True Grit Resources Ltd (TSXV:TGI.H) is currently trading at a trailing P/E of 24.2x, which is higher than the industry average of 10.3x. While this makes TGI.H appear like a stock to avoid or sell if you own it, you might change your mind after I explain the assumptions behind the P/E ratio. Today, I will break down what the P/E ratio is, how to interpret it and what to watch out for. See our latest analysis for True Grit Resources

### What you need to know about the P/E ratio

The P/E ratio is a popular ratio used in relative valuation since earnings power is a key driver of investment value. By comparing a stock’s price per share to its earnings per share, we are able to see how much investors are paying for each dollar of the company’s earnings.

Formula

Price-Earnings Ratio = Price per share ÷ Earnings per share

P/E Calculation for TGI.H

Price per share = CA\$0.05

Earnings per share = CA\$0.002

∴ Price-Earnings Ratio = CA\$0.05 ÷ CA\$0.002 = 24.2x

The P/E ratio itself doesn’t tell you a lot; however, it becomes very insightful when you compare it with other similar companies. We preferably want to compare the stock’s P/E ratio to the average of companies that have similar features to TGI.H, such as capital structure and profitability. One way of gathering a peer group is to use firms in the same industry, which is what I’ll do. Since it is expected that similar companies have similar P/E ratios, we can come to some conclusions about the stock if the ratios are different.

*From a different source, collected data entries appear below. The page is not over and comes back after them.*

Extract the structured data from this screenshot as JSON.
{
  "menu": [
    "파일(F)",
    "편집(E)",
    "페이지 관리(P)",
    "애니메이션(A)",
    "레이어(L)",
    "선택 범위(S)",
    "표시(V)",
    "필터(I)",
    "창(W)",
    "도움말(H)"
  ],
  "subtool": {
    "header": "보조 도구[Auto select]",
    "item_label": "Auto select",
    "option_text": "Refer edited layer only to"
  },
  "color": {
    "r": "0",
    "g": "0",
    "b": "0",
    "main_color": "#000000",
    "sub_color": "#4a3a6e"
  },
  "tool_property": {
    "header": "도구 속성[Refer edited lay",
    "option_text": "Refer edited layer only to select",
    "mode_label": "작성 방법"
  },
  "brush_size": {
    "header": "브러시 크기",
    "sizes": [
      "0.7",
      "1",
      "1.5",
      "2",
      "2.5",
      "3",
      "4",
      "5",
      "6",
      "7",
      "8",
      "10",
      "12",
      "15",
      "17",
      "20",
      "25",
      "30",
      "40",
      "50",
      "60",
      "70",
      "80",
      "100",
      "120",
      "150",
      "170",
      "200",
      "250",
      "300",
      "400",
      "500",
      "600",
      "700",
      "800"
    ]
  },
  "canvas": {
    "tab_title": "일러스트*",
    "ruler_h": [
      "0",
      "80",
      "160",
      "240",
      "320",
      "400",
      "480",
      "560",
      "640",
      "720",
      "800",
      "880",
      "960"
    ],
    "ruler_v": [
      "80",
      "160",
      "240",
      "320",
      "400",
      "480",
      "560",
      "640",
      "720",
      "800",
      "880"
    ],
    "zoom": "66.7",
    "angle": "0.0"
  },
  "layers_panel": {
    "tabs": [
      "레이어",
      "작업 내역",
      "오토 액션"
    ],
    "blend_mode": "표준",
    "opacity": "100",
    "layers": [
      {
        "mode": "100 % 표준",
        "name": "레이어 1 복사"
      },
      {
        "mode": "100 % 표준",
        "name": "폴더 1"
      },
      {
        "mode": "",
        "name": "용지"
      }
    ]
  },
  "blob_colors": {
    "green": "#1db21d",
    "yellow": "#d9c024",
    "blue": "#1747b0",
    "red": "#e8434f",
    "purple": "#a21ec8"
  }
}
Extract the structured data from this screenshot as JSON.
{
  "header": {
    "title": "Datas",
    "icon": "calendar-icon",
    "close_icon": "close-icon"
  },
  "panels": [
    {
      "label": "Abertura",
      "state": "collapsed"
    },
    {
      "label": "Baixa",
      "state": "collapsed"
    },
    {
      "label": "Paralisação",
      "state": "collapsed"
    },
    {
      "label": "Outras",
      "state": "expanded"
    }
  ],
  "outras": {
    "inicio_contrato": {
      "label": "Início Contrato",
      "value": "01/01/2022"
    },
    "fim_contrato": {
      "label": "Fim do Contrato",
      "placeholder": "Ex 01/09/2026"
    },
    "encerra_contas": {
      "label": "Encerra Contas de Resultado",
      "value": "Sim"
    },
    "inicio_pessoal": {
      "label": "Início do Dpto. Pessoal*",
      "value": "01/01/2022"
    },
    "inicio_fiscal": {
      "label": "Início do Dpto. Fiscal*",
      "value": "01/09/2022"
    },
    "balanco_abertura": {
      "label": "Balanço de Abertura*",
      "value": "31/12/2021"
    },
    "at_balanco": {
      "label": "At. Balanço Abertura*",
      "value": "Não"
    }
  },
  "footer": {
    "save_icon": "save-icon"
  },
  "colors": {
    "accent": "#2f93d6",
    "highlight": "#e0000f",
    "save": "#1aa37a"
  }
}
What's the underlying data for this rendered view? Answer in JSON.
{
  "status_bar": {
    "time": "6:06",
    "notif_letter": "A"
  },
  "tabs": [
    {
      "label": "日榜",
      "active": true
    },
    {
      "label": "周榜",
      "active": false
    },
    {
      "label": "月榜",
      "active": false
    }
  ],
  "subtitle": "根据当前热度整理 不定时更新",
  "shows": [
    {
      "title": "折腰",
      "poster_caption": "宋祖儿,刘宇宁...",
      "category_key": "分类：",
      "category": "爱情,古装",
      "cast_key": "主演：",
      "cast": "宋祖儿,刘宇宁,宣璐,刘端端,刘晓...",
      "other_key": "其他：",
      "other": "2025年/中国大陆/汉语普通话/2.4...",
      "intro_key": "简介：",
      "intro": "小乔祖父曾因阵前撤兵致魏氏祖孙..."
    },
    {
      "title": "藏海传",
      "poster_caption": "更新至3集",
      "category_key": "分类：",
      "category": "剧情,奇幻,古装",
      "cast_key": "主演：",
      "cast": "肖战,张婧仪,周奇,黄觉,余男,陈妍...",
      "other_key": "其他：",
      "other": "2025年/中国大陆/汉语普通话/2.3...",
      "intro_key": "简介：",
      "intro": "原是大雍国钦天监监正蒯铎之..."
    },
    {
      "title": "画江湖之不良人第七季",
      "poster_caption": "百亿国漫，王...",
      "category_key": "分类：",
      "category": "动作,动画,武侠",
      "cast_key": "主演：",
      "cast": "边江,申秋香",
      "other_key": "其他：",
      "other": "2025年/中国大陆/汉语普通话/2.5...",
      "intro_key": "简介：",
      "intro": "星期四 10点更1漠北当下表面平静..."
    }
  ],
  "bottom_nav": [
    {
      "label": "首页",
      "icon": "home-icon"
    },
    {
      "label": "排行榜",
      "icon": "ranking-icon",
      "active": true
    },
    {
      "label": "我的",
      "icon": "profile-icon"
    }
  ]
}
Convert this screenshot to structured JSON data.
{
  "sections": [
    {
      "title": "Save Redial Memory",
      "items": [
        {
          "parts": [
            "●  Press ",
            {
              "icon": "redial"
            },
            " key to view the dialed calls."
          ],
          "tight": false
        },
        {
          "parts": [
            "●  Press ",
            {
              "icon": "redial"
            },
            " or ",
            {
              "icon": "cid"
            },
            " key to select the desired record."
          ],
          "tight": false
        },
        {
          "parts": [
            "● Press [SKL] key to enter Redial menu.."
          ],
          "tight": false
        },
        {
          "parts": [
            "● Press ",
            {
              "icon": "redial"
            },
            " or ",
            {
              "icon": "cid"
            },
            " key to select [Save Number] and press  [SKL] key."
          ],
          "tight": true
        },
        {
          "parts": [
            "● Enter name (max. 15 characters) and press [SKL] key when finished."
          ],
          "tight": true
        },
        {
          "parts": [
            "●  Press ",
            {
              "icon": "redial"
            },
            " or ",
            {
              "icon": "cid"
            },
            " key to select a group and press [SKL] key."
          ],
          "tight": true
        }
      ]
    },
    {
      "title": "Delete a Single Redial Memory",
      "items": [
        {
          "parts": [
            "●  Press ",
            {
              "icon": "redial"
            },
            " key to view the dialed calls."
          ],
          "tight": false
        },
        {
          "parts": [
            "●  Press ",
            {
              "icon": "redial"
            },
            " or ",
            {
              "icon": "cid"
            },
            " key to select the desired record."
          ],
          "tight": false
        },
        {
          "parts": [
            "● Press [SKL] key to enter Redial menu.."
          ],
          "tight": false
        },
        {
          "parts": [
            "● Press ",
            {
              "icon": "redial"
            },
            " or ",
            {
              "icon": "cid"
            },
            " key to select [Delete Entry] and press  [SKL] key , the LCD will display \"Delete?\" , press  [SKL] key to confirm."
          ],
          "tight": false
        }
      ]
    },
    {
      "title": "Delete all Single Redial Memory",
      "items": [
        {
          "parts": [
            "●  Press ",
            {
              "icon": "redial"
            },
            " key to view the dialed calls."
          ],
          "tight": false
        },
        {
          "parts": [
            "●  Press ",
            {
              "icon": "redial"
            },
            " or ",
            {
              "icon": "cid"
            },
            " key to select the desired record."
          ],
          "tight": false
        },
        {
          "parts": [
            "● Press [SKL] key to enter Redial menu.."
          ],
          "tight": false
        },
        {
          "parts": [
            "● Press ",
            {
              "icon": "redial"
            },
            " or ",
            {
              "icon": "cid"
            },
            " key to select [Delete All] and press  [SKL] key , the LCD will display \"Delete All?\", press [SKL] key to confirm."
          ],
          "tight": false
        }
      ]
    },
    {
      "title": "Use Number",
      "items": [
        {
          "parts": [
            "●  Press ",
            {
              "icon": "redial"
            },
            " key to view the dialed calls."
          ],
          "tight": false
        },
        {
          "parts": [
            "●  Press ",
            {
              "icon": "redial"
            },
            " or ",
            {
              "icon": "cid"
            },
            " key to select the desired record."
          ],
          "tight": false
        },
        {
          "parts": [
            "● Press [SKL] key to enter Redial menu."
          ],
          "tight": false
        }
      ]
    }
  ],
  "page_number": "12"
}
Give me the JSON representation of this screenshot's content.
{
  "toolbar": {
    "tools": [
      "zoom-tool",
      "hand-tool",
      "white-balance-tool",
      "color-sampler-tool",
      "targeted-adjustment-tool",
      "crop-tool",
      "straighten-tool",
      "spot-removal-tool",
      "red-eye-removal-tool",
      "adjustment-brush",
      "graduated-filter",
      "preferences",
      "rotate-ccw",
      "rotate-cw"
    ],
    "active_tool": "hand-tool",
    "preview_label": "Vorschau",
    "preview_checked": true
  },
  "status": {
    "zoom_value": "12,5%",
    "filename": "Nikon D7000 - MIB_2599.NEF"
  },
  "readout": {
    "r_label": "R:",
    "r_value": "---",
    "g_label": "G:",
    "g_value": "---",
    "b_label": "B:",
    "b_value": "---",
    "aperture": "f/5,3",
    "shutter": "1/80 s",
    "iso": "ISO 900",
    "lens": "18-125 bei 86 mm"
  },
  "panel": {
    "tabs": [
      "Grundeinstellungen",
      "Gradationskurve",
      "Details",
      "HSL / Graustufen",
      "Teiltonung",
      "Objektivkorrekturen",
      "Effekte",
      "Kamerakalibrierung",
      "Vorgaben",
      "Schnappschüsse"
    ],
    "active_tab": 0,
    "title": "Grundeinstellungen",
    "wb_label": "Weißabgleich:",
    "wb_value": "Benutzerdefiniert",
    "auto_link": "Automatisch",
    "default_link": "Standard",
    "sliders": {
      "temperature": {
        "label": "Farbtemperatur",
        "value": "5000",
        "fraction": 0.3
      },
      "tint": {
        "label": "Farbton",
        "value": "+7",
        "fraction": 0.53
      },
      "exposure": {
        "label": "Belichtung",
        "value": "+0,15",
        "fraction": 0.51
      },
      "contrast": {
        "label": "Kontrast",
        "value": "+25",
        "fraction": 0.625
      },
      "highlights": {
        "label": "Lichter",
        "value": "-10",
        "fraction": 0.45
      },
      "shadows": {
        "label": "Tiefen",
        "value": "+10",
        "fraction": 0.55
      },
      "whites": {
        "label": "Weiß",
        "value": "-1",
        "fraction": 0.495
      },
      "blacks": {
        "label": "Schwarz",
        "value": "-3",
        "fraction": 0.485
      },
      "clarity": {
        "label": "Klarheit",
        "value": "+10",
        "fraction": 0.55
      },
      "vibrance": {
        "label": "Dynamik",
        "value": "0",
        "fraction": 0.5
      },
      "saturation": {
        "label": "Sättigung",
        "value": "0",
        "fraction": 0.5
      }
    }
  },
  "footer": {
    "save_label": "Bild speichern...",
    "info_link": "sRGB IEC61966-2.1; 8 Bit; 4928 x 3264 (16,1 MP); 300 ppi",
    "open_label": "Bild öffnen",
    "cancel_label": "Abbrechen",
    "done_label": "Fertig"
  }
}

TGI.H’s P/E of 24.2x is higher than its industry peers (10.3x), which implies that each dollar of TGI.H’s earnings is being overvalued by investors. As such, our analysis shows that TGI.H represents an over-priced stock.

### Assumptions to watch out for

While our conclusion might prompt you to sell your TGI.H shares immediately, there are two important assumptions you should be aware of. The first is that our peer group actually contains companies that are similar to TGI.H. If this isn’t the case, the difference in P/E could be due to some other factors. For example, if you inadvertently compared riskier firms with TGI.H, then investors would naturally value TGI.H at a higher price since it is a less risky investment. Similarly, if you accidentally compared lower growth firms with TGI.H, investors would also value TGI.H at a higher price since it is a higher growth investment. Both scenarios would explain why TGI.H has a higher P/E ratio than its peers. The second assumption that must hold true is that the stocks we are comparing TGI.H to are fairly valued by the market. If this assumption is violated, TGI.H’s P/E may be higher than its peers because its peers are actually undervalued by investors.